Sunday, September 06, 2009

Free Speech For Thee, But Not For Me

This is an interesting case, also mentioned on Bill Moyers' show this week. The Supreme Court is taking up a case arguing about whether or not the government can regulate political speech. As shameful as the result may be, I feel that First Amendment freedoms are absolute and must be protected, even though I do fear the speech of real citizens being crowded out by corporate speech.


  1. When you get right down to it, there is no corporate speech. It's all done by real people.

    The "spending regulations" in question are very unconstitutional. Many of the backers have admitted that they passed these in order to silence people from saying certain things. The intent was cut tie off the purse strings as a means of censoring speech.

    Anyone who supports such censorship should re-read the Bill of Rights.

    Also very troubling to those who believe in free speech is Obama's "FCC czar" who has expressed great admiration about how Venezuelan dictator Hugo Chavez has handled the media. He has shut down many independent stations, and has also tossed people in jail for the crimes of criticizing the dictator (something that is explicitly illegal in a law that Chavez rammed through a few years ago).

    That guy is rather troubling.

  2. You mean Mark Lloyd, the assistant general counsel of the FCC, who called Chavez' revolution "dramatic"? Or the actual head of the FCC, Genachowski, who supports Net Neutrality and, as far as I can tell, can spell Venezuela?

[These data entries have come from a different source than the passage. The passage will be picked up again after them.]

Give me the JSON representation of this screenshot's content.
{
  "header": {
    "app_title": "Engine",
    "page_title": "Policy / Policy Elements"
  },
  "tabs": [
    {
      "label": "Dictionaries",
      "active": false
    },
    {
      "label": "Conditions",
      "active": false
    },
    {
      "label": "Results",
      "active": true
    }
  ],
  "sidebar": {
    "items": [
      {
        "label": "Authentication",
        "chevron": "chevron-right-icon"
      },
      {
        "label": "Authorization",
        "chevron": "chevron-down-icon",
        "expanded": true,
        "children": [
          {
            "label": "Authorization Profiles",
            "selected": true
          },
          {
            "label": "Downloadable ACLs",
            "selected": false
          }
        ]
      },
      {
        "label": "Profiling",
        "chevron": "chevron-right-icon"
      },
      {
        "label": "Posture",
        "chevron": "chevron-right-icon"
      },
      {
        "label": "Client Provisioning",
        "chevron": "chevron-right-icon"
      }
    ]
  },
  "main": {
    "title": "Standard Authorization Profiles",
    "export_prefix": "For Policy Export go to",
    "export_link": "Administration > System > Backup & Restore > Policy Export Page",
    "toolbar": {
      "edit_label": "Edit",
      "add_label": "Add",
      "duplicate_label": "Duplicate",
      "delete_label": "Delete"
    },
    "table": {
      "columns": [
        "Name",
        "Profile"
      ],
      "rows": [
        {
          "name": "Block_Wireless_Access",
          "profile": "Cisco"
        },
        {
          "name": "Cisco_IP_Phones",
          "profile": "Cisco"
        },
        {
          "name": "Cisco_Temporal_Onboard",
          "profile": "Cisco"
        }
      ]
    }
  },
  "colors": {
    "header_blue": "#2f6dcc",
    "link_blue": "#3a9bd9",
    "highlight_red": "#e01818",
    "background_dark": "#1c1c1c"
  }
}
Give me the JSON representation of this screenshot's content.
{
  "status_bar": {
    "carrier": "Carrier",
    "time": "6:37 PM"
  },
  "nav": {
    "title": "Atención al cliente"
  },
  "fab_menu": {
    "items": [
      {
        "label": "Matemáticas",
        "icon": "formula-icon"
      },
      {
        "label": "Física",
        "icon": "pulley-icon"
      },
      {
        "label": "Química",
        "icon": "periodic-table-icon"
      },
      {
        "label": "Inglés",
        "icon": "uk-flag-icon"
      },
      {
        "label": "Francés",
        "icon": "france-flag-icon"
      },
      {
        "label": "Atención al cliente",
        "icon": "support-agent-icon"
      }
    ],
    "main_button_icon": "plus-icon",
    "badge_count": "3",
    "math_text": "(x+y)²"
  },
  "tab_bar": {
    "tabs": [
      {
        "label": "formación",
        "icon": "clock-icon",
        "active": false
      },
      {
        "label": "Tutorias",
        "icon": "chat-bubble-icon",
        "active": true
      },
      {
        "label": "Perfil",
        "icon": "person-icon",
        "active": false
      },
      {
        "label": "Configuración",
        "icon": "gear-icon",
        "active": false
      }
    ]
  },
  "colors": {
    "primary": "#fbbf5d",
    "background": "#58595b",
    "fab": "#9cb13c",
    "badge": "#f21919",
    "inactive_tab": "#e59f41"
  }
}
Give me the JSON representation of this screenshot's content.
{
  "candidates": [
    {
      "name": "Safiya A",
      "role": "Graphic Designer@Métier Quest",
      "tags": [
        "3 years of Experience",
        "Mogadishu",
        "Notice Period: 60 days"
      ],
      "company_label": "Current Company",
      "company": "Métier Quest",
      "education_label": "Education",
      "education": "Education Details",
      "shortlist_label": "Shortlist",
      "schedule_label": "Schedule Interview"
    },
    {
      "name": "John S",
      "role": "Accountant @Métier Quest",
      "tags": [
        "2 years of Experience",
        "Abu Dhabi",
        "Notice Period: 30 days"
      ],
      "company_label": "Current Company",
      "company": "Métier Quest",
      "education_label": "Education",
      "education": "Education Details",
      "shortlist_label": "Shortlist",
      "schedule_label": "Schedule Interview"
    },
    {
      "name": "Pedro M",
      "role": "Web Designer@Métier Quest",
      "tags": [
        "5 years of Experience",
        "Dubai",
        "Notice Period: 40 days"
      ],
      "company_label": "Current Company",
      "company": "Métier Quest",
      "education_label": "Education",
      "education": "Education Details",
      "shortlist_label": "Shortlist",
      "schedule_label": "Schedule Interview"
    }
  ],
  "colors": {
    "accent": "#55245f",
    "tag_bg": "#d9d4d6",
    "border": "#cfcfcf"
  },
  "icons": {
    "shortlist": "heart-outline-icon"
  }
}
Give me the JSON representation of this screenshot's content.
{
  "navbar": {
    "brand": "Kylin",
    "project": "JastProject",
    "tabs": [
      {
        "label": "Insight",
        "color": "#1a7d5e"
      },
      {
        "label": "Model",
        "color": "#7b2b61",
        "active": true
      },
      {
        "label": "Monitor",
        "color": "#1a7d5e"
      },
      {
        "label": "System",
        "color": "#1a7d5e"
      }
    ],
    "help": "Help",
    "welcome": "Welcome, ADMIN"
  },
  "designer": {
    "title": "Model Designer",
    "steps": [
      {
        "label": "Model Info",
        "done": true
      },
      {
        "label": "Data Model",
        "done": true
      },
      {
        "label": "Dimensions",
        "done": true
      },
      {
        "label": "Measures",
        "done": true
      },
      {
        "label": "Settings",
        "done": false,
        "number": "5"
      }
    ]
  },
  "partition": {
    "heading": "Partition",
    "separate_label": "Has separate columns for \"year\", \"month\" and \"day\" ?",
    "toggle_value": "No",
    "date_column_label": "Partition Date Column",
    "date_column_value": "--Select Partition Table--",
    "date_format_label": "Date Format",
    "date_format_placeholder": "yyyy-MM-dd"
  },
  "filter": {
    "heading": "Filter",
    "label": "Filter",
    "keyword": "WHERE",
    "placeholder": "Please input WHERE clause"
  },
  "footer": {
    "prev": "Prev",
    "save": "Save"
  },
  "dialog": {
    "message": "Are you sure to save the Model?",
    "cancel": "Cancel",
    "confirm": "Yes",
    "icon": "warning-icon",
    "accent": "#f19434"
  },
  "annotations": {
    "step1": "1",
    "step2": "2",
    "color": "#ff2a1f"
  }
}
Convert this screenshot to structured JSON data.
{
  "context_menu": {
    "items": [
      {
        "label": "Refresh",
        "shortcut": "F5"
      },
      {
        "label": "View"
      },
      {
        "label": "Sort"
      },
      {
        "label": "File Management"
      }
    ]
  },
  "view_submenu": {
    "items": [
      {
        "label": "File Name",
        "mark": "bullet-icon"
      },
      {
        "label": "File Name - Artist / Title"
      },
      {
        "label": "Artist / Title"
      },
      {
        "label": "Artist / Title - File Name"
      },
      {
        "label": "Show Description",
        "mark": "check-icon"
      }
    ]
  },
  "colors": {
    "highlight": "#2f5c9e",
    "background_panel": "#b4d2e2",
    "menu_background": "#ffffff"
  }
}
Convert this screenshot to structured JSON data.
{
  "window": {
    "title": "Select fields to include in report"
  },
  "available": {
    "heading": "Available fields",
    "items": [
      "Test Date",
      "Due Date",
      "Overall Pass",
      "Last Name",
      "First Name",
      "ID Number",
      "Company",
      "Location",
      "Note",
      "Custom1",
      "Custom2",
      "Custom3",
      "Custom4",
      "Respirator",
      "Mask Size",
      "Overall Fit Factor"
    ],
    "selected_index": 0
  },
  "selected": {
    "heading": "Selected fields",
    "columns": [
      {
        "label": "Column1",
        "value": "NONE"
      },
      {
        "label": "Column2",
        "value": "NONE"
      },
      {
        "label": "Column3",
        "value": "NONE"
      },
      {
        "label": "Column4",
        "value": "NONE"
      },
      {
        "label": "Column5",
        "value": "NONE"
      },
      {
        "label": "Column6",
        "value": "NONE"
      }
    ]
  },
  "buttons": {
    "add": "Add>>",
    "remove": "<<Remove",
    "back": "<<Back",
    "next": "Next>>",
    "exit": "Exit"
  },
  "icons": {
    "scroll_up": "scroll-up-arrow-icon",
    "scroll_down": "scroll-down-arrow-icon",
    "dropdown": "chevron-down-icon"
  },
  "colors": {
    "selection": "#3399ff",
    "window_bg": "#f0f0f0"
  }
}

    Paranoia is not very becoming.

    Of course there is corporate speech. When a corporation pays for a documentary to be made and distributed, that's corporate speech. If corporations, who are not people except by a legal fiction, are allowed free reign to comment on political goings on, they will indeed crowd out speech by actual citizens.

  3. Of course I meant Mark Lloyd, who is the only FCC-related czar on the czar's list.

    The head of the FCC's position is entirely different, and is not a "czar".

    It's not paranoia. Just mentioning what this man actually said in favor of censorship.

    All so-called "corporate speech" is actually done by individuals, and the First Amendment does not have an exception clause allowing people to be censored because what they say might be term by some to be "corporate speech".

    "Free reign to comment on political goings on" is explicitly protected by the First Amendment, and is really at the heart of it. I do not fear such free speech, and all of it is really by actual citizens. After all, legal fictions can't speak, but real persons can. The constitution does not, and should not, make any sort of distintion that wipes out free speech rights for citizens because such citizens happen to have some sort of free association with an organization.

  4. At heart, I agree with you- free speech is absolute, and should be protected, whatever the motives of the speaker.

    But ExxonMobil, for one example, has the ability, through its massive war chest, to drown out the views of actual citizens. And especially close to an election-spreading lies about any candidate could swing an election before the truth can beat it out.

    I don't know how you do this, Constitutionally. Maybe you can't. But it's a concern.

  5. If you don't like what someone says, ignore it.

  6. I can, I will, and I do.

    But ExxonMobil can outspend me, and you, and any group of citizens you care to name. Thus putting their issues, their concerns, in front of yours and mine.

    That is a concern.

    I heard a very simple reform that might help-unlimited campaign contributions, from anyone who has a mailing address within the Congressman's district.

    That doesn't help with Presidential concerns, but it's an interesting thought.

  7. I guess you lost me. How does that reform help?

  8. Well, it retains people's ability to speak, but you can't contribute to defeat my Representative, and I can't contribute to beat yours. And Exxon Mobil can give whatever they want to the representative in the district where their headquarters is-but nowhere else.